Ultimately, Pearson said he attributes the plant’s success to its hard-working people.

“The reason we’re here and we’re producing and are able to react and be flexible the way we are is because we have, by far, the most talented team members that I could ever ask to be around; they’re really great people,” Pearson said. “That allows us to make quick decisions … and respond to increasing volume demands in a really challenging time. I just have to say thank you; my hat’s off to the team members who work here every day.”

McPhail echoed Pearson’s sentiment, noting the strong work ethic of West Virginians as well as the state’s commitment to recognizing the importance of manufacturing careers.

“We really think West Virginia is on the edge of a manufacturing explosion,” McPhail said. “Our workforce is built for manufacturing, the state has adopted policies that encourage our West Virginians to be educated and trained in what are becoming high demand manufacturing careers.”

McPhail said the ongoing pandemic has illuminated gaps in the nation’s economy that could be remedied through manufacturing.

“Whether it’s from the petrochemical and chemical manufacturing potential that exists because of the shale resources that we have here, or if it’s the recognition that the United States needs a more robust and complete manufacturing economy because of the supply issues we’ve experienced related to COVID-19, the industry is really on the move, and West Virginia can truly be a beneficiary of that,” McPhail said.

For the rural portions of the state, manufacturing has helped stabilize many jobs indirectly attributed to the industry, such as contractors, accountants, attorneys, engineering firms, consultants, retail, food and service providers, McPhail said.

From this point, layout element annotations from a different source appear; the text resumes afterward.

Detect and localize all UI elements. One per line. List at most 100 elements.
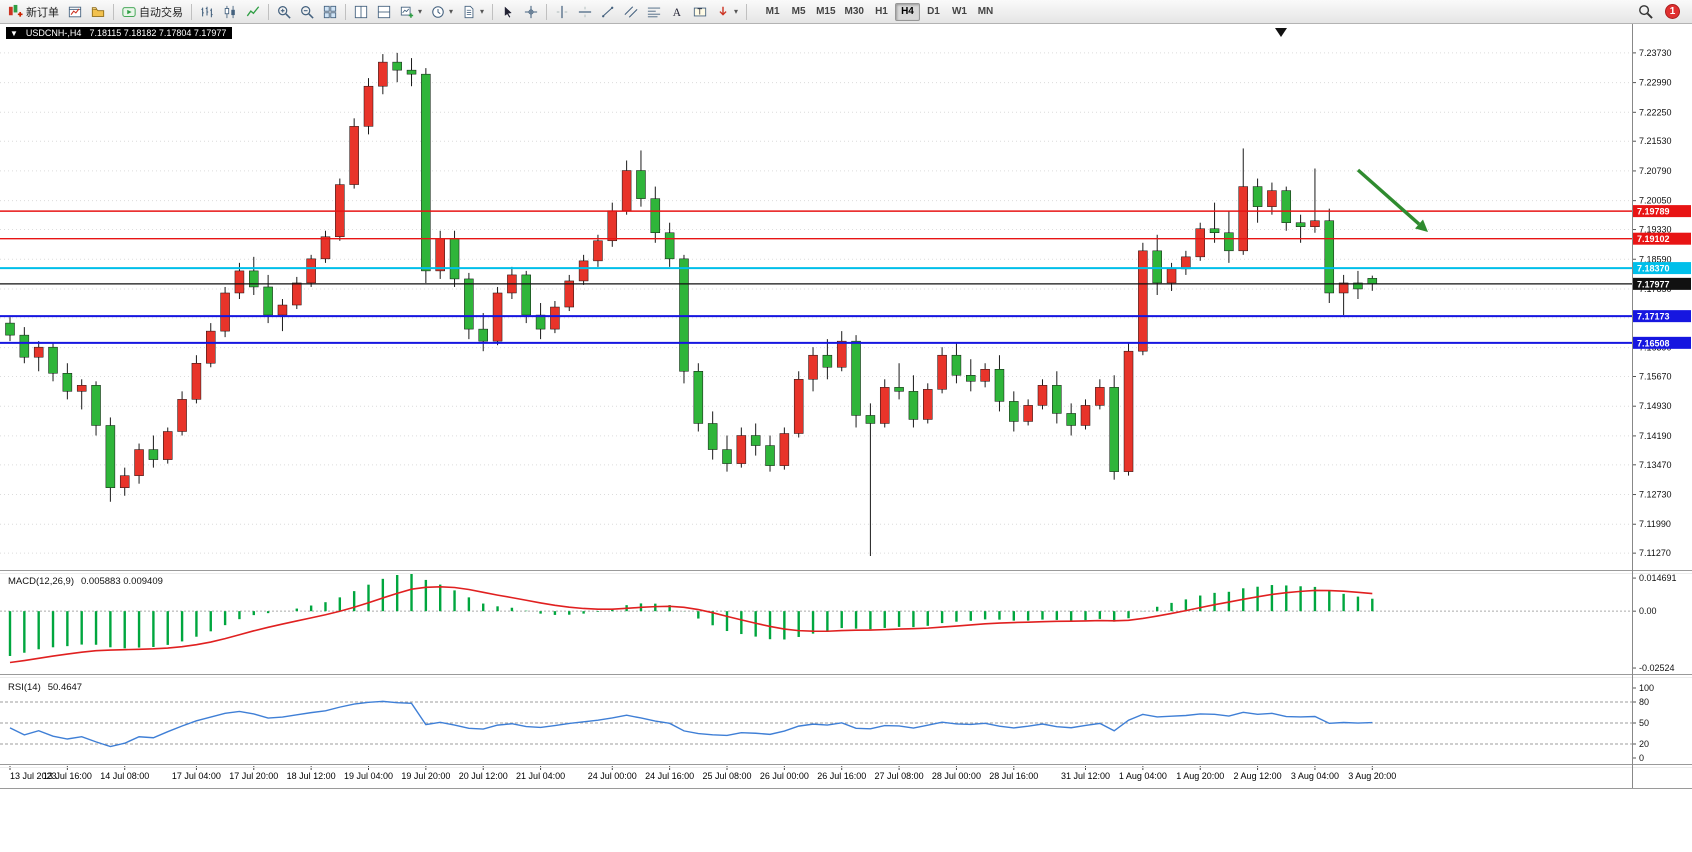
new-chart-icon (400, 5, 414, 19)
macd-name: MACD(12,26,9) (8, 576, 74, 587)
candle-body (320, 236, 331, 260)
autotrading-button[interactable]: 自动交易 (118, 2, 187, 22)
new-order-label: 新订单 (26, 6, 59, 19)
chart-collapse-icon[interactable]: ▼ (10, 28, 18, 38)
horizontal-line-button[interactable] (574, 2, 596, 22)
arrow-annotation[interactable] (1356, 168, 1428, 232)
periods-button[interactable]: ▾ (427, 2, 457, 22)
crosshair-button[interactable] (520, 2, 542, 22)
price-axis-label: 7.14930 (1639, 401, 1672, 411)
candle-body (722, 449, 732, 464)
arrange-right-button[interactable] (373, 2, 395, 22)
timeframe-mn-button[interactable]: MN (977, 6, 994, 17)
timeframe-d1-button[interactable]: D1 (927, 6, 940, 17)
charts-button[interactable] (64, 2, 86, 22)
time-axis-label: 3 Aug 04:00 (1291, 771, 1339, 781)
arrow-head (1415, 219, 1428, 232)
candle-body (435, 238, 445, 272)
candle-body (650, 198, 661, 234)
cursor-button[interactable] (497, 2, 519, 22)
candle-body (19, 334, 30, 358)
candle-body (177, 399, 187, 432)
time-axis-label: 24 Jul 16:00 (645, 771, 694, 781)
candle-body (292, 282, 302, 306)
candle-body (994, 369, 1005, 402)
arrange-left-button[interactable] (350, 2, 372, 22)
price-tag (1633, 277, 1691, 290)
timeframe-h4-button[interactable]: H4 (894, 2, 920, 21)
time-axis-label: 14 Jul 08:00 (100, 771, 149, 781)
candle-body (951, 354, 962, 376)
candle-body (664, 232, 675, 260)
timeframe-m1-button[interactable]: M1 (765, 6, 780, 17)
candle-body (1023, 405, 1033, 422)
svg-text:A: A (673, 6, 682, 18)
periods-icon (431, 5, 445, 19)
tile-windows-icon (323, 5, 337, 19)
chart-line-button[interactable] (242, 2, 264, 22)
candle-body (1195, 228, 1205, 258)
time-axis-label: 19 Jul 20:00 (401, 771, 450, 781)
candle-body (206, 330, 216, 364)
arrange-right-icon (377, 5, 391, 19)
search-button[interactable] (1634, 2, 1657, 22)
candle-body (105, 425, 116, 488)
vertical-line-button[interactable] (551, 2, 573, 22)
zoom-in-button[interactable] (273, 2, 295, 22)
candle-body (535, 314, 546, 330)
notification-badge[interactable]: 1 (1665, 4, 1680, 19)
object-marker-triangle[interactable] (1275, 28, 1287, 37)
arrows-button[interactable]: ▾ (712, 2, 742, 22)
candle-body (765, 445, 775, 466)
time-axis-label: 17 Jul 20:00 (229, 771, 278, 781)
chart-title-bar: ▼ USDCNH-,H4 7.18115 7.18182 7.17804 7.1… (6, 27, 233, 39)
time-axis-label: 3 Aug 20:00 (1348, 771, 1396, 781)
trendline-button[interactable] (597, 2, 619, 22)
templates-button[interactable]: ▾ (458, 2, 488, 22)
candle-body (1295, 222, 1306, 227)
toolbar-separator (191, 3, 192, 20)
horizontal-line-icon (578, 5, 592, 19)
candle-body (808, 354, 818, 380)
equidistant-channel-button[interactable] (620, 2, 642, 22)
chart-ohlc-readout: 7.18115 7.18182 7.17804 7.17977 (89, 28, 227, 38)
fibonacci-button[interactable] (643, 2, 665, 22)
tile-windows-button[interactable] (319, 2, 341, 22)
profiles-button[interactable] (87, 2, 109, 22)
time-axis-label: 18 Jul 12:00 (287, 771, 336, 781)
toolbar-separator (268, 3, 269, 20)
price-tag-label: 7.16508 (1637, 338, 1670, 348)
time-axis-label: 17 Jul 04:00 (172, 771, 221, 781)
text-label-button[interactable]: T (689, 2, 711, 22)
price-axis-label: 7.20790 (1639, 166, 1672, 176)
timeframe-w1-button[interactable]: W1 (951, 6, 967, 17)
main-toolbar: 新订单 自动交易 ▾ ▾ ▾ A T ▾ M1 M5 M15 M30 H1 H4 D1 W1 MN 1 (0, 0, 1692, 24)
candle-body (1095, 387, 1105, 406)
time-axis-label: 25 Jul 08:00 (702, 771, 751, 781)
candles-layer (5, 52, 1378, 556)
arrows-icon (716, 5, 730, 19)
candle-body (564, 280, 575, 308)
timeframe-m15-button[interactable]: M15 (816, 6, 836, 17)
chart-candles-button[interactable] (219, 2, 241, 22)
candle-body (550, 306, 560, 330)
candle-body (478, 328, 488, 342)
timeframe-m5-button[interactable]: M5 (791, 6, 806, 17)
candle-body (1009, 401, 1019, 422)
timeframe-m30-button[interactable]: M30 (844, 6, 864, 17)
chart-bars-button[interactable] (196, 2, 218, 22)
candle-body (449, 238, 460, 280)
new-chart-button[interactable]: ▾ (396, 2, 426, 22)
macd-indicator-label: MACD(12,26,9) 0.005883 0.009409 (8, 576, 163, 587)
zoom-out-button[interactable] (296, 2, 318, 22)
templates-icon (462, 5, 476, 19)
timeframe-h1-button[interactable]: H1 (875, 6, 888, 17)
text-button[interactable]: A (666, 2, 688, 22)
candle-body (908, 391, 919, 420)
rsi-axis-label: 20 (1639, 739, 1649, 749)
price-axis-label: 7.21530 (1639, 136, 1672, 146)
new-order-button[interactable]: 新订单 (4, 2, 63, 22)
text-icon: A (670, 5, 684, 19)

“We all benefit from manufacturers because we’re using something someone somewhere produced,” McPhail said.

From a distribution and market perspective, McPhail said West Virginia is “ideally situated” because of its strong workforce and proximity to major metropolitan hubs.

“It’s a combination of our people and our place,” McPhail said. “I think that’s what’s going to help motivate additional manufacturing investments.”